The Difference Is Heart

David Friedman, the new U.S. ambassador to Israel, at the Kosel. (MENAHEM KAHANA/AFP/Getty Images)

You can tell a lot about a person by the enemies he keeps.

U.S. Ambassador to Israel David Friedman, for example, has antagonized the Palestinians and the extreme left in Israel by expressing truly heartfelt condolences to the families of “settlers” like Rabbi Raziel Shevach and Rabbi Itamar Ben-Gal, Hy”d, who were murdered by terrorists over the past month.

“Perhaps the most difficult task I have as the U.S. ambassador to Israel is that of consoling victims of terror,” he wrote Mrs. Ben-Gal last week. “Once again, my heart breaks as I reach out to a beautiful family that has lost a husband and a father.”

At the heart of the “problem,” as far as the Arabs and the Israeli left are concerned, is that the ambassador — a proud, observant Jew and a long-time supporter of Beit El — stubbornly refuses to view Jewish residents of Yehudah and Shomron as “obstacles to peace.” Instead, he sees them as devoted husbands, fathers and educators and feels the pain of the widows and orphans and students who have been left behind.

“There is no greater contribution in life than the providing for the education and development of the next generation,” he wrote the widow of Rabbi Ben-Gal last week. “By devoting his life to teaching at Yeshiva Bnei Akiva in Givat Shmuel as well as in your hometown of Har Bracha, Rabbi Ben-Gal pursued this mission not as a job, but as a higher calling… Just as Rabbi Ben-Gal dedicated himself to nurturing others, during this terrible time the Government and people of the United States of America are standing with you, your precious family and community.”

Immediately after Rabbi Ben-Gal, 29, was stabbed to death at the entrance to Ariel, a city in the Shomron, the U.S. ambassador shared his personal connection with the young rabbi’s community. “Twenty years ago I gave an ambulance to Har Bracha, hoping it would be used to deliver healthy babies. Instead, a man from Har Bracha was just murdered by a terrorist, leaving behind a wife and four children. Palestinian ‘leaders’ have praised the killer. Praying for the Ben Gal family.”

The response to this sympathy and solidarity wasn’t long in coming. PA chairman Mahmoud Abbas’ spokesman Nabil Abu Rudeineh said that “the statements by the U.S. ambassador lead us to wonder… Does he represent the U.S. or Israel.”

Rudeineh went so far as to blame Mr. Friedman — not the PA’s refusal to halt payments to terrorists — for the “crisis in U.S.-Palestinian relations.”

Gideon Levy, the far-leftist columnist for Haaretz, took offense at the ambassador’s donation of an ambulance to Har Brachah, which he blasphemously dubbed “Har Klalah.”

“His donations represent a political point of view, as well as a moral stance,” Levy wrote, as if there were something morally reprehensible about providing a remote Jewish community with an ambulance. “… With or without Friedman’s ambulance, Har Bracha is actually Har Klalah.
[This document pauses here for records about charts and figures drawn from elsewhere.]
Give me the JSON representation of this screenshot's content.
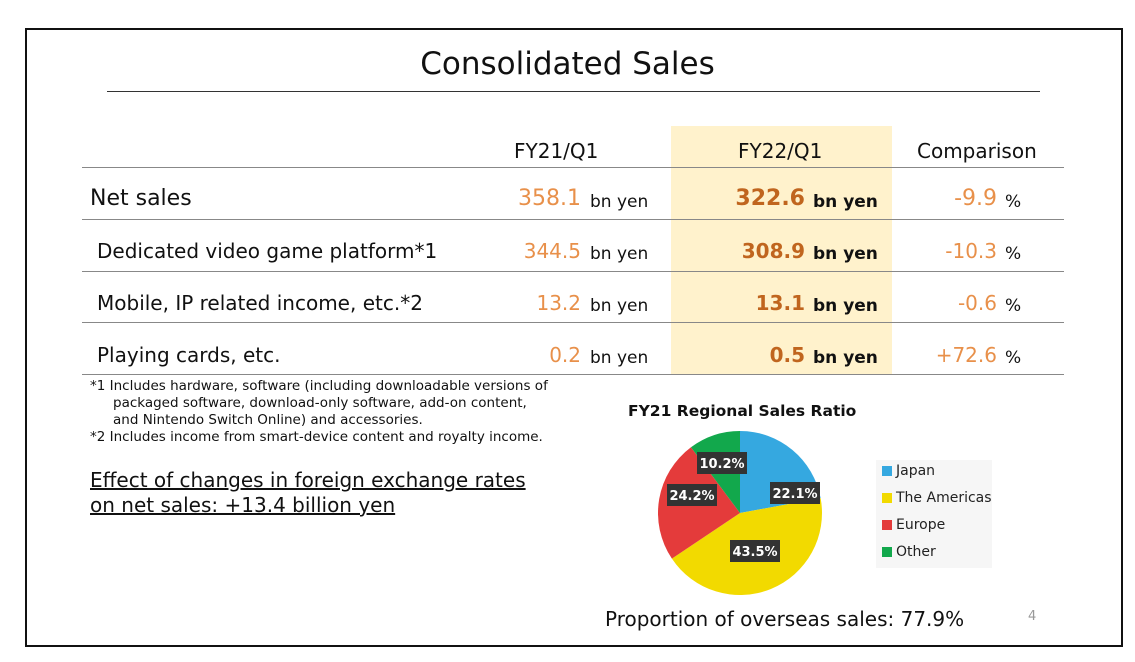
{
  "title": "Consolidated Sales",
  "headers": {
    "fy21": "FY21/Q1",
    "fy22": "FY22/Q1",
    "comparison": "Comparison"
  },
  "rows": [
    {
      "label": "Net sales",
      "fy21": "358.1",
      "fy22": "322.6",
      "comparison": "-9.9",
      "unit": "bn yen",
      "pct": "%"
    },
    {
      "label": "Dedicated video game platform*1",
      "fy21": "344.5",
      "fy22": "308.9",
      "comparison": "-10.3",
      "unit": "bn yen",
      "pct": "%"
    },
    {
      "label": "Mobile, IP related income, etc.*2",
      "fy21": "13.2",
      "fy22": "13.1",
      "comparison": "-0.6",
      "unit": "bn yen",
      "pct": "%"
    },
    {
      "label": "Playing cards, etc.",
      "fy21": "0.2",
      "fy22": "0.5",
      "comparison": "+72.6",
      "unit": "bn yen",
      "pct": "%"
    }
  ],
  "notes": [
    "*1 Includes hardware, software (including downloadable versions of",
    "packaged software, download-only software, add-on content,",
    "and Nintendo Switch Online) and accessories.",
    "*2 Includes income from smart-device content and royalty income."
  ],
  "fx": {
    "line1": "Effect of changes in foreign exchange rates",
    "line2": "on net sales: +13.4 billion yen"
  },
  "chart_data": {
    "type": "pie",
    "title": "FY21 Regional Sales Ratio",
    "categories": [
      "Japan",
      "The Americas",
      "Europe",
      "Other"
    ],
    "values": [
      22.1,
      43.5,
      24.2,
      10.2
    ],
    "labels": [
      "22.1%",
      "43.5%",
      "24.2%",
      "10.2%"
    ],
    "colors": [
      "#35A8E0",
      "#F2DA00",
      "#E43B3B",
      "#12A84C"
    ],
    "legend": "right"
  },
  "overseas": "Proportion of overseas sales: 77.9%",
  "page_number": "4"
}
It, like its sister settlements, was established just as a poke in the eyes of Palestinians and to prevent a peace agreement.”

The ambassador couldn’t remain silent in the face of such a provocation, whose content and timing evoked justifiable outrage. “What has become of Haaretz,” he rhetorically asked in his social media post. “Four young children are sitting shivah for their murdered father, and this publication calls their community a ‘mountain of curse.’ Have they no decency?”

When the United States, and most especially its point man in Israel, express genuine pain and outrage at the murder of innocent Jews in Yehudah and Shomron, that sends an important message to the terrorists, and their apologists, that Washington will no longer rationalize murder as a symptom of the “occupation.”

And when the United States expresses unequivocal support for Israel’s right to defend itself against Iranian provocations, as it did this weekend when Tehran invaded Israeli air space, that too sends an important message to the world’s leading sponsor of terrorism.

“Israel is our closest security partner in the region and we fully support Israel’s inherent right to defend itself against threats to its territory and its people,” Pentagon spokesman Adrian Rankine-Galloway said. (By contrast, U.N. Secretary-General Antonio Guterres made do with “calls on all to work for an immediate and unconditional de-escalation of violence.”)

To be sure, the previous U.S. administration also condemned terror attacks and Iranian provocations. But the rifts and personal antagonism between then-President Barack Obama and Prime Minister Binyamin Netanyahu left room for Israel’s enemies to read a different message between the lines.

The Trump administration has replaced antagonism with closeness and warmth. It deserves credit and our gratitude not just for saying the right things, but feeling them. A message of friendship toward Israel and the Jewish people that comes from the heart ultimately penetrates what passes for a heart among our enemies.